Pero en el período presidencial de López Obrador están ocurriendo cosas que me entristecen; eventos que jamás pensé, al emitir mi voto, que sucederían; situaciones que, pienso, deberían de ser enfocadas de manera diferente por el presidente y su gabinete que, sin generalizar, al parecer o son personas a las que les quedó grande el cargo o son individuos que le quedaron chicos a AMLO y sólo los ve como peones de su cuadrilla.

Sé que, así como en el camino electoral fui perdiendo amistades que me consideraron “chairo” —con toda la carga peyorativa que la palabra generó— por manifestar mi intención de votar por López Obrador, cuyo diagnóstico de país me parecía —y me sigue pareciendo— acertado, no así el tratamiento que le está aplicando; ahora estoy en el trance de ser llamado fifí, palabra al que el uso despectivo que le dio el Primer Mandatario la convirtió en ofensa.

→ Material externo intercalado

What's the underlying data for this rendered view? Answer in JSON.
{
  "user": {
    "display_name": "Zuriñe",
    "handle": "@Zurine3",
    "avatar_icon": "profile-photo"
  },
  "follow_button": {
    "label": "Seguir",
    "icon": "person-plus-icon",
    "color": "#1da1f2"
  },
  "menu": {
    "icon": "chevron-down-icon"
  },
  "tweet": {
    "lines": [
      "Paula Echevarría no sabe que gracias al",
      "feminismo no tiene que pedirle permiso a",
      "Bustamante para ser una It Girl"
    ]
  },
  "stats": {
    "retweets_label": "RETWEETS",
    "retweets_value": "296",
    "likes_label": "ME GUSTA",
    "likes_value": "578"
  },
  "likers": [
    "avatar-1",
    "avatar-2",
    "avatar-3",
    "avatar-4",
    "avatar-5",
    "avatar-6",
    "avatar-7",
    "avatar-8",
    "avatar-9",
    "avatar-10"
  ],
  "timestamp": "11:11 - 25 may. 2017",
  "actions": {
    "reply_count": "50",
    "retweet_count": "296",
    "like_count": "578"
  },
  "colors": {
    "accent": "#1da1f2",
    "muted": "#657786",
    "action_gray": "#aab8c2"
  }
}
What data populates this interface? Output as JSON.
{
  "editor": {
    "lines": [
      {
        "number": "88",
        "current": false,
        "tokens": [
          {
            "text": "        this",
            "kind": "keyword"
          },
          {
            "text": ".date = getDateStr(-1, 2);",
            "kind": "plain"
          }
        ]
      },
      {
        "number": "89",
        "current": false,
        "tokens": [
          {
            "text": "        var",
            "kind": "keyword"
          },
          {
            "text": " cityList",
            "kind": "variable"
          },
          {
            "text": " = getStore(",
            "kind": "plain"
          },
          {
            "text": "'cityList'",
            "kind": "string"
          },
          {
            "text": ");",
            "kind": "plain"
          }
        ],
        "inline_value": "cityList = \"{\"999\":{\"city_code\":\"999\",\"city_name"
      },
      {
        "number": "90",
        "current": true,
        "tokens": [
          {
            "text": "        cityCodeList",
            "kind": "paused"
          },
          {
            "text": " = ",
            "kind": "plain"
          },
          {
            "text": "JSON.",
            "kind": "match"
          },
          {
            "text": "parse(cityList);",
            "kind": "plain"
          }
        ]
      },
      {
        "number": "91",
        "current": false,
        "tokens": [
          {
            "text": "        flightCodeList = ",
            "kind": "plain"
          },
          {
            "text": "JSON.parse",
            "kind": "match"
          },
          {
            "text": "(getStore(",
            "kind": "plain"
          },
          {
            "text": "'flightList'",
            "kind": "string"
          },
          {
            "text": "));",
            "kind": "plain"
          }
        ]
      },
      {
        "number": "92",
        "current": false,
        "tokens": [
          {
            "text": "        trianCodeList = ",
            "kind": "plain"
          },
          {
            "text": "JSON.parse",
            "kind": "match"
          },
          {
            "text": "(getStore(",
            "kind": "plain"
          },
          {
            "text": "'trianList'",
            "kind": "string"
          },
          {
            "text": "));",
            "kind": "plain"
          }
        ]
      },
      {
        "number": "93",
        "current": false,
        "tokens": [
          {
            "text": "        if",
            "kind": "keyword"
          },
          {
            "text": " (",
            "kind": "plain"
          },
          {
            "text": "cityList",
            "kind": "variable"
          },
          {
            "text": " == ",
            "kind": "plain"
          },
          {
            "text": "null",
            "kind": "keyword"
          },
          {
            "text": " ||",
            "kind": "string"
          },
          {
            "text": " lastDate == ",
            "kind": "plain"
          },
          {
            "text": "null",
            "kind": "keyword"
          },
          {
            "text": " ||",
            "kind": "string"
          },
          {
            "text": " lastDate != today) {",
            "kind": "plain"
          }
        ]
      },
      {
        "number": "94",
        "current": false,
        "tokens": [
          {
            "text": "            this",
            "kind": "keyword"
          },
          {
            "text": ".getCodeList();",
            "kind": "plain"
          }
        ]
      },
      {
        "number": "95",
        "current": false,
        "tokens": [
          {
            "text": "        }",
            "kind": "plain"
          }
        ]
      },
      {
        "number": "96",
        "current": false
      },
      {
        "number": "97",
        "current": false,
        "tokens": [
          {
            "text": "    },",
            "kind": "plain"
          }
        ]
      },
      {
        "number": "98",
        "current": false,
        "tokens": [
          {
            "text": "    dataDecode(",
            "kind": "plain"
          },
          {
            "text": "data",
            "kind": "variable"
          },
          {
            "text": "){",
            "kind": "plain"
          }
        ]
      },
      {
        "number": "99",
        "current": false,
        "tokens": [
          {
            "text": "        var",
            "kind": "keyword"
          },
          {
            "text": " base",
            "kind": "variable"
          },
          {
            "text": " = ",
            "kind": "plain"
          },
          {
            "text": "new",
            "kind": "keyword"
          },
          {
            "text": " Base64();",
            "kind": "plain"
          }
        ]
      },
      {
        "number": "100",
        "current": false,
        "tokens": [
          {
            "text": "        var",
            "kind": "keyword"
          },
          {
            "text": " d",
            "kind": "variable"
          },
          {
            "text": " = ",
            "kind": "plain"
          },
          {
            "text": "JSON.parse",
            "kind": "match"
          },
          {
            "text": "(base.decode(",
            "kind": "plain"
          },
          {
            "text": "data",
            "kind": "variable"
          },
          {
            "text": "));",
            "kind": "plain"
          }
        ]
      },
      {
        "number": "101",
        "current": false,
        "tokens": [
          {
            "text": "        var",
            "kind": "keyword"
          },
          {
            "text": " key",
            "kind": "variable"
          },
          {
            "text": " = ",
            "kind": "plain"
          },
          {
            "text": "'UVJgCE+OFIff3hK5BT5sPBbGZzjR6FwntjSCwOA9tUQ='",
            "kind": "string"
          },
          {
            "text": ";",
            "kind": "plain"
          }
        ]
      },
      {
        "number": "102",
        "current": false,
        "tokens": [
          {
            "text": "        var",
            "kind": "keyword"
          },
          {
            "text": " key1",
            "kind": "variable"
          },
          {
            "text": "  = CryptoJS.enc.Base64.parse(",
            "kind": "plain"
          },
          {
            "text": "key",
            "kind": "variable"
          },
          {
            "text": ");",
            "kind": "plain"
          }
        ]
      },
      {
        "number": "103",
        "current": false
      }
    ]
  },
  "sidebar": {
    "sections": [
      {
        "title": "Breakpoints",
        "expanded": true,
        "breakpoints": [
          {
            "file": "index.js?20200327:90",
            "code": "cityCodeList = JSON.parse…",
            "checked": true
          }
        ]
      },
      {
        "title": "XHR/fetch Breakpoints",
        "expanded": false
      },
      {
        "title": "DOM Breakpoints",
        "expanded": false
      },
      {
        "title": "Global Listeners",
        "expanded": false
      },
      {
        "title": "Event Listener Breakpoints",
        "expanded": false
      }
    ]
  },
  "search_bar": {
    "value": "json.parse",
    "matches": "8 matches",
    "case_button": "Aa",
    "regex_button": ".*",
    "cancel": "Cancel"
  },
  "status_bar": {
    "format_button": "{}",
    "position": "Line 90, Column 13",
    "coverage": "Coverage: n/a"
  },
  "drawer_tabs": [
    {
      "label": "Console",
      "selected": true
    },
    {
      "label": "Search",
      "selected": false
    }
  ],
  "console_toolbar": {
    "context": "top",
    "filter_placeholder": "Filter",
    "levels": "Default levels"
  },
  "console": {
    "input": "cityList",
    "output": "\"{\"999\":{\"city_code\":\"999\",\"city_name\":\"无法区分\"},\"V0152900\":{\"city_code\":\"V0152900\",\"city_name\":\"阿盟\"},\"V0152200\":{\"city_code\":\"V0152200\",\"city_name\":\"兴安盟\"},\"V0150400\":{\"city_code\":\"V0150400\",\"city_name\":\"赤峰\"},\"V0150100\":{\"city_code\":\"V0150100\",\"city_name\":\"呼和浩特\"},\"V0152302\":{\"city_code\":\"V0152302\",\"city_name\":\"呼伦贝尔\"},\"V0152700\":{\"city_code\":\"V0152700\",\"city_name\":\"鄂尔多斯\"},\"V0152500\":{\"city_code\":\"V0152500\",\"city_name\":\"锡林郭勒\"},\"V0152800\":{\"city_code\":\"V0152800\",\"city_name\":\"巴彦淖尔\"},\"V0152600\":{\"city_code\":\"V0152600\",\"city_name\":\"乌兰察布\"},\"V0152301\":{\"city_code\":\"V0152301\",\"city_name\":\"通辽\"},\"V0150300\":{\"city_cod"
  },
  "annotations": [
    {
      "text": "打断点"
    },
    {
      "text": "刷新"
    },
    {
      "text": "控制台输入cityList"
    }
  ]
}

El primer negrito que vi en el arroz del que fue mi candidato fue cuando éste estaba recién cocido, y mi gallo presidencial decretó el “punto final” para aquellos que en gobiernos anteriores al suyo —todos— se corrompieron —todos— debido a la magnitud de esa corrupción. Así lo dijo en el programa de televisión Tercer Grado, días antes de tomar posesión: “(La corrupción) es tanta que no alcanzarían las cárceles ni los juzgados. Pero además, si somos honestos, como lo somos, tendríamos que empezar por los de arriba, de tiempo atrás (¿los de la Mafia del Poder, qué no?) y eso nos metería en un pantano de confrontación”. (Aquí utilizaré un dicho de los favoritos de AMLO: “El que no quiera ver fantasmas que no salga de noche”. Por supuesto que luchar contra la corrupción sería tanto como entrar al territorio, cubierto de lodo, por no decir una palabra maloliente, de los corruptos y ahí dar la batalla. Precisamente por expresar sus deseos de confrontar a los del pantano fue que muchos votamos por él. ¡Niéguenmelo!).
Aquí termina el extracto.